Contre-emplacements des années 1990 – l’art comme critique

Anne-Marie Duguet (1988) a été l’une des premières à montrer qu’au fil des années 1970, le dispositif de surveillance (au sens foucaldien du terme), avec ses principes de continuité, de circularité, d’invisibilité de l’observateur et de dissociation entre voir et vu, devient le dispositif de référence pour l’art-vidéo s’inspirant des gestes théâtraux de l’art conceptuel et du minimal art. Depuis, la logique du direct et du temps réel a même infiltré les récits cinématographiques, elle est devenue une rhétorique, comme l’a souligné Thomas Y. Levin (2002). Certains artistes et cinéastes, visant à la fois la dimension politique et esthétique de ce dispositif tout en exposant sa rhétorique, ont su rédiger des sortes de manifestes accompagnant et expliquant leur travail de reprise critique.

Ainsi, le cinéaste et artiste Harun Farocki, s’intéressant, de son film majeur Images du monde et inscription de la guerre (1988) à ses installations Oeil/machine 1-3 (2000-2003) et Serious Games (2009-10), aux vues aériennes et aux simulations numériques servant à la reconnaissance militaire, déclare-t-il dans un texte publié dans la revue Trafic et intitulé “Du point de vue de la guerre” : “Il n’y a pas d’images qui ne visent l’oeil humain” (2004 : 452).

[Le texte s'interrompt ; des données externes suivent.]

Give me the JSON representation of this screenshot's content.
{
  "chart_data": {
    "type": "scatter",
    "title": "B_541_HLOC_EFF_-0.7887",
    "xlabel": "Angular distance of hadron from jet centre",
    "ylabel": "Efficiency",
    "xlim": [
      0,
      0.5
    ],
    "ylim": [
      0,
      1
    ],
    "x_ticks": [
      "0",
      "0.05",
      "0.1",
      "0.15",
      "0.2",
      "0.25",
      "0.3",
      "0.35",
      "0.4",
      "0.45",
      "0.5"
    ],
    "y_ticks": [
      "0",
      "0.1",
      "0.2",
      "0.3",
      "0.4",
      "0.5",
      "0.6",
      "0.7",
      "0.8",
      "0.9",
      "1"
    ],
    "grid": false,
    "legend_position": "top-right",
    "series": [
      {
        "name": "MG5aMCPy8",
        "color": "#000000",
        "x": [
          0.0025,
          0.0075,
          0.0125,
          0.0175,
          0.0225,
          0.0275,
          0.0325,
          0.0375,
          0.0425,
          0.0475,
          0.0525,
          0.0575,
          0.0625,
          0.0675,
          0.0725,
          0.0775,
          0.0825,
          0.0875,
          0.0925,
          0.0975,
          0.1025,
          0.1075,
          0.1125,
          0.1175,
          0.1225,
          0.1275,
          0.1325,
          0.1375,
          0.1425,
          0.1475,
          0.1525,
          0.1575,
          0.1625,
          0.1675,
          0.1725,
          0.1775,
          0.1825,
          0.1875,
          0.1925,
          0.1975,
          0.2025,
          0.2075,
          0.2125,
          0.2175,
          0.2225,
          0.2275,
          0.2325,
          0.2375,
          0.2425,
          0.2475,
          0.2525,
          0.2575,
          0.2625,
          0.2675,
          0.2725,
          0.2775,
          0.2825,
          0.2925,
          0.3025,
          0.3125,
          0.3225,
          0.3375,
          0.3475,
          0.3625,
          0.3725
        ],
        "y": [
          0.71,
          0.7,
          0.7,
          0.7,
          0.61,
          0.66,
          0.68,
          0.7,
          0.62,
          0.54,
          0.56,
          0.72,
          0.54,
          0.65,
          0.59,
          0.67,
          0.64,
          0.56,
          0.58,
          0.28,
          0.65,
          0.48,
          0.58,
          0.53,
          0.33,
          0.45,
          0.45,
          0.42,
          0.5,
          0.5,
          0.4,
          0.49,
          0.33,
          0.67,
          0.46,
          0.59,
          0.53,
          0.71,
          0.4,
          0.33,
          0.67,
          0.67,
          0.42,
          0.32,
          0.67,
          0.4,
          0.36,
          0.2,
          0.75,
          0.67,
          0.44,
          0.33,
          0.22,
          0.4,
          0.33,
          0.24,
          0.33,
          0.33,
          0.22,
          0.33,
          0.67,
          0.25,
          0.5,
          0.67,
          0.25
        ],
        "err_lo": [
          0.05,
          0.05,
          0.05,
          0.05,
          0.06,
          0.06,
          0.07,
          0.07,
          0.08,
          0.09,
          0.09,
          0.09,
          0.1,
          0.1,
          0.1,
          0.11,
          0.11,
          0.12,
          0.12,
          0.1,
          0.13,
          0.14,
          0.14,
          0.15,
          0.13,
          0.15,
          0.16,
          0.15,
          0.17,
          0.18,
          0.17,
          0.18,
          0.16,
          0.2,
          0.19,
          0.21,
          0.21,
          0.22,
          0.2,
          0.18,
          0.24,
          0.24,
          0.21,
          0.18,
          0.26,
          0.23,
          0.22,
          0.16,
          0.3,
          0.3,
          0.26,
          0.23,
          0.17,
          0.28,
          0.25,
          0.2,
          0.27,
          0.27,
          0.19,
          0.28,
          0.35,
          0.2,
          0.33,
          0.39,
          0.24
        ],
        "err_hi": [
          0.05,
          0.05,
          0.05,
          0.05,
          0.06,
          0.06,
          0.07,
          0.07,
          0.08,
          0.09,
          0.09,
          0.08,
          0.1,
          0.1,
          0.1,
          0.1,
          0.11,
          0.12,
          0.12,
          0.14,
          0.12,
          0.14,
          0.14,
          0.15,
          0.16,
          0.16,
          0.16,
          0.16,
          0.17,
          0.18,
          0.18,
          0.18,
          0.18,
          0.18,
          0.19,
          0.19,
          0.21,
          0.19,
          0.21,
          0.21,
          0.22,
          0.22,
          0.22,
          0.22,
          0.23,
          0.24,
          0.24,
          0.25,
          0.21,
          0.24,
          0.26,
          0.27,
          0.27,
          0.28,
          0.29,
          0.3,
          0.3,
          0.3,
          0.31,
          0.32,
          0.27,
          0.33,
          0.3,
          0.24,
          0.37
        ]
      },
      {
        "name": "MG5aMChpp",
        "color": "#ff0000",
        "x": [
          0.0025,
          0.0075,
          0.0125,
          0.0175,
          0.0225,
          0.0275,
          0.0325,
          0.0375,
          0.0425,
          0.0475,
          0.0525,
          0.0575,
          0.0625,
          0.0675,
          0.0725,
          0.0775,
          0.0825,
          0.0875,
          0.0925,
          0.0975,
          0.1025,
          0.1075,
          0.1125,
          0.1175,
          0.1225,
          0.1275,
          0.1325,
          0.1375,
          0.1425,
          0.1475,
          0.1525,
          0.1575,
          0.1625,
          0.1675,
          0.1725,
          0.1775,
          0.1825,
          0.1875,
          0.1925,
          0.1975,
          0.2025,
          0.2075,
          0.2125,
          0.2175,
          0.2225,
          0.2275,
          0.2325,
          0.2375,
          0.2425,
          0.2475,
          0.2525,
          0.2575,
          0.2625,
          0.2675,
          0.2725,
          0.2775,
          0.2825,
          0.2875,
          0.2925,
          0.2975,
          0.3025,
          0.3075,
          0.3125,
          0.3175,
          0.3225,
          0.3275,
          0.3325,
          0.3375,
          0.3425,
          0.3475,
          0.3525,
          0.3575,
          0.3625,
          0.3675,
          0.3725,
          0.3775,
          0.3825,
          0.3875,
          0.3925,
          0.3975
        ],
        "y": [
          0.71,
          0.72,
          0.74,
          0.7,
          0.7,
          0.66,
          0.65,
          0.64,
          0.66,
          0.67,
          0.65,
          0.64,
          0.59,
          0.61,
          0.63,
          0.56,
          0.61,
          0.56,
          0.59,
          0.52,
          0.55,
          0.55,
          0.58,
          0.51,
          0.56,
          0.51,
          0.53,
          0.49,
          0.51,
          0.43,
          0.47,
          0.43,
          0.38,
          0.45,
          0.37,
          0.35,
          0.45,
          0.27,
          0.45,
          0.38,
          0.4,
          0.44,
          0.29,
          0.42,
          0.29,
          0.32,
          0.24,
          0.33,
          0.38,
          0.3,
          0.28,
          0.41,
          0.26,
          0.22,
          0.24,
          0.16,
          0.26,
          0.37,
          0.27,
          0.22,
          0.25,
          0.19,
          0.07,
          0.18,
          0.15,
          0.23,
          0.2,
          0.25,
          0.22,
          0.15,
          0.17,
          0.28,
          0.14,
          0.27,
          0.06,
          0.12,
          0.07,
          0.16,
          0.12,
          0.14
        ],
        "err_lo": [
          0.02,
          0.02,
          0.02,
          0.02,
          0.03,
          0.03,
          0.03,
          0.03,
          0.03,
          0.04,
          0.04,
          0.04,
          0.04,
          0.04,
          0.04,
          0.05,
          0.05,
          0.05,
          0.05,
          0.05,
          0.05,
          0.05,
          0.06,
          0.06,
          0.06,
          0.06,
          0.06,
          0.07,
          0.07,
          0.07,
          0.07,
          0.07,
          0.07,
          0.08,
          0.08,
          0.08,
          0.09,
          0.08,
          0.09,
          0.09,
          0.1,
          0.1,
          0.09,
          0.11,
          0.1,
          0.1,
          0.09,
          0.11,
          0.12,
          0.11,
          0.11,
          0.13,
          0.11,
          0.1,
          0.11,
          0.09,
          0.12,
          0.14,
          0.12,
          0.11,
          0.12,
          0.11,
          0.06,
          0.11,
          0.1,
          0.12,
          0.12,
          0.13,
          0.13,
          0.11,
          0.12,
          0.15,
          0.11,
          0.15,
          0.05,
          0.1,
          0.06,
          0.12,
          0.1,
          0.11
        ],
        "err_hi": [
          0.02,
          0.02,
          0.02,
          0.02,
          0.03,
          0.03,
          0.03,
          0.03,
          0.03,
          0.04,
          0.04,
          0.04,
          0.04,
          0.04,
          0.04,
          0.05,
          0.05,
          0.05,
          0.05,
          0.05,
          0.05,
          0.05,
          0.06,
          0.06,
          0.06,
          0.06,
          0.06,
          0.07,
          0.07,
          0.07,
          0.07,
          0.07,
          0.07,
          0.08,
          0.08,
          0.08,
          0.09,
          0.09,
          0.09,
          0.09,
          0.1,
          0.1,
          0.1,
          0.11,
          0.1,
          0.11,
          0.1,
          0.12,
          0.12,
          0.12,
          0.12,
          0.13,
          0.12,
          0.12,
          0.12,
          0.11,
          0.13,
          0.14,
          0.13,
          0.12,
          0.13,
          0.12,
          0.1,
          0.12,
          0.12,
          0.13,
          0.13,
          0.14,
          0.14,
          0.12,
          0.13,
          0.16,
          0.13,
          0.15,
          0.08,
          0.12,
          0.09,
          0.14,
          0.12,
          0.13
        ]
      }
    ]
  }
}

Dans le contexte d’une surveillance à destination et à mémoire incertaine, Farocki s’intéresse particulièrement aux dernières technologies et aux différents régimes de virtualité. Il analyse l’articulation de l’enregistrement au sein des outils numériques censés réduire ou transformer les informations analogiques. “Les films d’animation, écrit-il, qu’ils soient produits sur la planche à dessin, ou par ordinateur, utilisent volontiers un point de vue où il serait difficile, voire tout à fait impossible, de placer une caméra. […] Les films d’animation sont un genre qui ne peut véritablement peindre la mort : tout ici est réversible” (2004 : 446). Par là, Farocki renvoie, tout comme Serge Daney, l’image numérique à la “tendance-dessin”[6] du cinéma, s’opposant, depuis ses débuts, à la “tendance-enregistrement”. Comme Daney, Farocki dialectise cette opposition et la rend paradoxale. Il souligne qu’aujourd’hui les animations numériques “imposent une norme stylistique” et “se tiennent elles-mêmes pour des images exemplaires. Elles n’hésitent pas à représenter le sexe et la mort” (2004 : 446). Ou au contraire, ne prenant pas en compte l’homme, un désert de synthèse par exemple, dit-il, “est l’endroit idéal pour imaginer une guerre propre, où chaque arme suscite une anti-arme, puis une anti-anti-arme” (ibid : 450). Une telle simulation ressemblerait en ceci aux images fonctionnelles de la première guerre du Golfe, et ses vues aériennes filmées du point de vue des bombes, présentées aux téléspectateurs comme une sorte “d’utopie de guerre” (ibid. : 452).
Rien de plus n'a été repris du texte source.